Here are some recommended best practices for working with dates and times in SQLite:

  • Use ISO-8601 strings for human readability and flexible manipulations.
  • Store in UTC for consistency across systems.
  • Add timezone columns if storing local times to handle DST properly.
  • Use datetime() for formatting and date arithmetic.
  • Avoid local time comparisons as results can be ambiguous around DST.
  • Index datetime columns for efficient range queries.
  • Consider compression (ZIP/RLE) for reducing datetime storage.
  • Backup time-series history older than 2 years into archive tables.
  • Validate dates before inserting to avoid bad data.

Following these tips will help build robust systems that handle temporal data accurately and efficiently at scale.

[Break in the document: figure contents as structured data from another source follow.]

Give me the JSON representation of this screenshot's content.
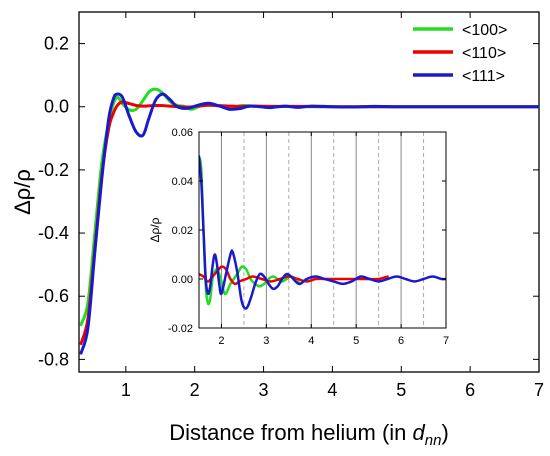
{
  "chart_data": [
    {
      "type": "line",
      "title": "",
      "xlabel_main": "Distance from helium (in ",
      "xlabel_sub_d": "d",
      "xlabel_sub_nn": "nn",
      "xlabel_close": ")",
      "ylabel": "Δρ/ρ",
      "xlim": [
        0.32,
        7.0
      ],
      "ylim": [
        -0.84,
        0.3
      ],
      "xticks": [
        1,
        2,
        3,
        4,
        5,
        6,
        7
      ],
      "xtick_labels": [
        "1",
        "2",
        "3",
        "4",
        "5",
        "6",
        "7"
      ],
      "yticks": [
        -0.8,
        -0.6,
        -0.4,
        -0.2,
        0.0,
        0.2
      ],
      "ytick_labels": [
        "-0.8",
        "-0.6",
        "-0.4",
        "-0.2",
        "0.0",
        "0.2"
      ],
      "legend_position": "top-right",
      "series": [
        {
          "name": "<100>",
          "color": "#22dd22",
          "x": [
            0.35,
            0.45,
            0.55,
            0.65,
            0.75,
            0.82,
            0.88,
            0.95,
            1.05,
            1.15,
            1.25,
            1.35,
            1.45,
            1.55,
            1.65,
            1.75,
            1.85,
            1.95,
            2.1,
            2.3,
            2.5,
            2.7,
            2.9,
            3.1,
            3.4,
            3.7,
            4.0,
            4.5,
            5.0,
            5.5,
            6.0,
            6.5,
            7.0
          ],
          "y": [
            -0.69,
            -0.62,
            -0.4,
            -0.18,
            -0.05,
            0.01,
            0.03,
            0.01,
            -0.01,
            -0.008,
            0.02,
            0.05,
            0.055,
            0.04,
            0.015,
            0.004,
            0.001,
            -0.008,
            0.003,
            0.004,
            -0.002,
            0.004,
            0.001,
            0.0,
            0.001,
            0.0,
            0.0,
            0.0,
            0.0,
            0.0,
            0.0,
            0.0,
            0.0
          ]
        },
        {
          "name": "<110>",
          "color": "#ee0000",
          "x": [
            0.35,
            0.45,
            0.55,
            0.65,
            0.75,
            0.82,
            0.88,
            0.95,
            1.05,
            1.15,
            1.25,
            1.35,
            1.5,
            1.7,
            1.9,
            2.1,
            2.2,
            2.3,
            2.5,
            2.7,
            2.9,
            3.2,
            3.6,
            4.0,
            4.5,
            5.0,
            5.5,
            6.0,
            6.5,
            7.0
          ],
          "y": [
            -0.75,
            -0.67,
            -0.45,
            -0.22,
            -0.07,
            -0.02,
            0.005,
            0.015,
            0.01,
            0.004,
            0.002,
            0.003,
            0.004,
            0.001,
            -0.001,
            0.003,
            0.005,
            0.004,
            0.002,
            0.001,
            0.002,
            0.001,
            0.001,
            0.0,
            0.0,
            0.0,
            0.0,
            0.0,
            0.0,
            0.0
          ]
        },
        {
          "name": "<111>",
          "color": "#1a1acc",
          "x": [
            0.35,
            0.45,
            0.55,
            0.65,
            0.75,
            0.82,
            0.87,
            0.95,
            1.05,
            1.15,
            1.25,
            1.33,
            1.43,
            1.53,
            1.63,
            1.75,
            1.9,
            2.05,
            2.2,
            2.35,
            2.5,
            2.65,
            2.8,
            2.95,
            3.1,
            3.3,
            3.5,
            3.7,
            4.0,
            4.3,
            4.6,
            5.0,
            5.5,
            6.0,
            6.5,
            7.0
          ],
          "y": [
            -0.78,
            -0.7,
            -0.46,
            -0.23,
            -0.04,
            0.025,
            0.04,
            0.03,
            -0.03,
            -0.08,
            -0.09,
            -0.04,
            0.02,
            0.04,
            0.025,
            0.0,
            -0.005,
            0.005,
            0.011,
            0.003,
            -0.008,
            -0.006,
            0.002,
            0.0,
            -0.003,
            0.002,
            -0.002,
            0.002,
            0.0,
            -0.001,
            0.001,
            0.0,
            0.0,
            0.0,
            0.0,
            0.0
          ]
        }
      ]
    },
    {
      "type": "line",
      "role": "inset",
      "title": "",
      "xlabel": "",
      "ylabel": "Δρ/ρ",
      "xlim": [
        1.5,
        7.0
      ],
      "ylim": [
        -0.02,
        0.06
      ],
      "xticks": [
        2,
        3,
        4,
        5,
        6,
        7
      ],
      "xtick_labels": [
        "2",
        "3",
        "4",
        "5",
        "6",
        "7"
      ],
      "yticks": [
        -0.02,
        0.0,
        0.02,
        0.04,
        0.06
      ],
      "ytick_labels": [
        "-0.02",
        "0.00",
        "0.02",
        "0.04",
        "0.06"
      ],
      "solid_gridlines_x": [
        2,
        3,
        4,
        5,
        6
      ],
      "dashed_gridlines_x": [
        2.5,
        3.5,
        4.5,
        5.5,
        6.5
      ],
      "series": [
        {
          "color": "#22dd22",
          "x": [
            1.5,
            1.55,
            1.6,
            1.65,
            1.7,
            1.75,
            1.8,
            1.85,
            1.9,
            1.95,
            2.0,
            2.05,
            2.1,
            2.2,
            2.35,
            2.45,
            2.55,
            2.65,
            2.75,
            2.85,
            2.95,
            3.05,
            3.15,
            3.25,
            3.35,
            3.45,
            3.55,
            3.65,
            3.75
          ],
          "y": [
            0.05,
            0.045,
            0.02,
            -0.003,
            -0.01,
            -0.008,
            0.0,
            0.003,
            0.004,
            0.002,
            -0.001,
            -0.005,
            -0.006,
            -0.002,
            0.002,
            0.005,
            0.004,
            0.0,
            -0.002,
            -0.003,
            -0.002,
            0.0,
            0.001,
            0.0,
            -0.001,
            0.0,
            0.001,
            0.0,
            -0.002
          ]
        },
        {
          "color": "#ee0000",
          "x": [
            1.5,
            1.6,
            1.7,
            1.8,
            1.9,
            2.0,
            2.1,
            2.2,
            2.3,
            2.4,
            2.55,
            2.7,
            2.9,
            3.1,
            3.3,
            3.5,
            3.7,
            3.9,
            4.1,
            4.3,
            4.5,
            4.7,
            4.9,
            5.1,
            5.3,
            5.5,
            5.7
          ],
          "y": [
            0.002,
            0.001,
            -0.001,
            0.001,
            0.003,
            0.005,
            0.004,
            0.0,
            -0.002,
            -0.001,
            0.0,
            0.001,
            0.0,
            -0.001,
            0.0,
            0.001,
            0.0,
            -0.001,
            0.0,
            0.0,
            0.0,
            0.0,
            0.0,
            0.0,
            0.0,
            0.0,
            0.001
          ]
        },
        {
          "color": "#1a1acc",
          "x": [
            1.5,
            1.55,
            1.6,
            1.65,
            1.7,
            1.75,
            1.8,
            1.85,
            1.9,
            1.95,
            2.0,
            2.1,
            2.2,
            2.25,
            2.35,
            2.45,
            2.55,
            2.65,
            2.75,
            2.85,
            2.95,
            3.05,
            3.15,
            3.25,
            3.35,
            3.45,
            3.55,
            3.65,
            3.75,
            3.9,
            4.1,
            4.3,
            4.5,
            4.7,
            4.9,
            5.1,
            5.3,
            5.5,
            5.7,
            5.9,
            6.1,
            6.3,
            6.5,
            6.7,
            6.9,
            7.0
          ],
          "y": [
            0.05,
            0.04,
            0.02,
            0.0,
            -0.006,
            -0.003,
            0.005,
            0.01,
            0.006,
            -0.002,
            -0.006,
            0.002,
            0.01,
            0.011,
            0.003,
            -0.009,
            -0.012,
            -0.008,
            -0.002,
            0.002,
            0.001,
            -0.002,
            -0.004,
            -0.003,
            0.0,
            0.002,
            0.001,
            -0.001,
            -0.002,
            0.0,
            0.001,
            0.0,
            -0.001,
            -0.002,
            -0.001,
            0.001,
            0.0,
            -0.001,
            0.0,
            0.001,
            0.0,
            -0.001,
            0.0,
            0.001,
            0.0,
            0.0
          ]
        }
      ]
    }
  ]
}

Working with dates and times is a critical aspect of most data-driven applications. In this guide, we covered the key capabilities that SQLite provides for handling datetimes:

  • Storing as TEXT, REAL or INTEGER and converting between formats
  • Powerful datetime() function for formatting, arithmetic and conversion
  • Options like julianday()strftime(), etc for specialized needs
  • Modifiers for timezone handling and offsets
  • Best practices to follow

SQLite’s datetime features give developers extensive flexibility to address diverse date and time needs. Whether it is timestamping events, scheduling, temporal analytics or any other use case – SQLite enables building robust systems tailored to your specific requirements.

Hopefully this guide provided a comprehensive overview of working with datetimes in SQLite. The built-in functions combined with SQLite’s flexibility make it a great choice for working with dates and times across platforms and languages.